Experimental evaluation uses benchmark RCPSP/max instances from PSPLIB, augmented with synthetic duration uncertainty modeled as independent normal distributions (standard deviations ranging from 10 % to 30 % of mean durations). The RLS is compared against (i) a deterministic local search that ignores uncertainty, (ii) a scenario‑based stochastic programming approach, and (iii) the two decision‑rule variants of RLS. Results show that RLS consistently achieves lower robust makespans within the same computational budget (≈ 300 seconds). The improvement is especially pronounced for high‑uncertainty instances, where robust makespans are reduced by 10–20 % relative to deterministic baselines. The non‑linear rule yields the most conservative schedules—beneficial for high‑risk projects—while the linear rule offers faster computation and is well‑suited for online or rolling‑horizon planning.

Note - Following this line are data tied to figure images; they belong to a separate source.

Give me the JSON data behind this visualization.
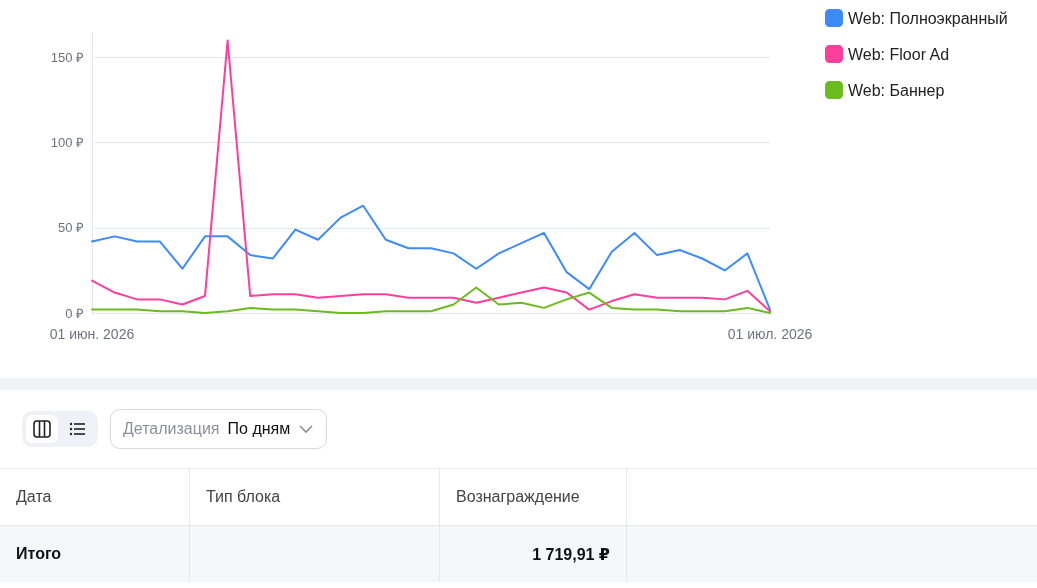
{
  "chart_data": {
    "type": "line",
    "x": [
      "2026-06-01",
      "2026-06-02",
      "2026-06-03",
      "2026-06-04",
      "2026-06-05",
      "2026-06-06",
      "2026-06-07",
      "2026-06-08",
      "2026-06-09",
      "2026-06-10",
      "2026-06-11",
      "2026-06-12",
      "2026-06-13",
      "2026-06-14",
      "2026-06-15",
      "2026-06-16",
      "2026-06-17",
      "2026-06-18",
      "2026-06-19",
      "2026-06-20",
      "2026-06-21",
      "2026-06-22",
      "2026-06-23",
      "2026-06-24",
      "2026-06-25",
      "2026-06-26",
      "2026-06-27",
      "2026-06-28",
      "2026-06-29",
      "2026-06-30",
      "2026-07-01"
    ],
    "series": [
      {
        "name": "Web: Полноэкранный",
        "color": "#3d8bf7",
        "values": [
          42,
          45,
          42,
          42,
          26,
          45,
          45,
          34,
          32,
          49,
          43,
          56,
          63,
          43,
          38,
          38,
          35,
          26,
          35,
          41,
          47,
          24,
          14,
          36,
          47,
          34,
          37,
          32,
          25,
          35,
          2
        ]
      },
      {
        "name": "Web: Floor Ad",
        "color": "#fc3f9a",
        "values": [
          19,
          12,
          8,
          8,
          5,
          10,
          160,
          10,
          11,
          11,
          9,
          10,
          11,
          11,
          9,
          9,
          9,
          6,
          9,
          12,
          15,
          12,
          2,
          7,
          11,
          9,
          9,
          9,
          8,
          13,
          1
        ]
      },
      {
        "name": "Web: Баннер",
        "color": "#6bbb1f",
        "values": [
          2,
          2,
          2,
          1,
          1,
          0,
          1,
          3,
          2,
          2,
          1,
          0,
          0,
          1,
          1,
          1,
          5,
          15,
          5,
          6,
          3,
          8,
          12,
          3,
          2,
          2,
          1,
          1,
          1,
          3,
          0
        ]
      }
    ],
    "xlim": [
      "2026-06-01",
      "2026-07-01"
    ],
    "xticks": [
      {
        "value": "2026-06-01",
        "label": "01 июн. 2026"
      },
      {
        "value": "2026-07-01",
        "label": "01 июл. 2026"
      }
    ],
    "ylim": [
      0,
      165
    ],
    "yticks": [
      {
        "value": 0,
        "label": "0 ₽"
      },
      {
        "value": 50,
        "label": "50 ₽"
      },
      {
        "value": 100,
        "label": "100 ₽"
      },
      {
        "value": 150,
        "label": "150 ₽"
      }
    ],
    "grid": "y",
    "legend": "right",
    "marker": "none",
    "line_style": "solid",
    "annotations": [
      "Детализация",
      "По дням",
      "Дата",
      "Тип блока",
      "Вознаграждение",
      "Итого",
      "1 719,91 ₽"
    ]
  }
}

Significance and future directions – The paper’s primary theoretical advance lies in the derivation of a closed‑form robust makespan bound that integrates both stochastic duration propagation and resource‑lag constraints. Practically, embedding this bound into a local‑search meta‑heuristic provides a scalable tool for generating schedules that remain feasible under realistic variability. The authors note that the framework is extensible: other sources of uncertainty (e.g., resource availability), multi‑objective criteria (cost, energy), and multi‑mode activity representations can be incorporated with minor modifications. Future research may explore non‑Gaussian duration models, learning‑based decision rules (e.g., reinforcement learning), and hybridization with exact decomposition methods to further tighten the robust makespan bound.

In summary, the study delivers a novel, computationally efficient method for solving RCPSP/max problems under durational uncertainty, demonstrating that robust local search can produce execution strategies that are both high‑quality and resilient, thereby bridging a critical gap between theoretical scheduling models and the stochastic nature of real‑world project environments.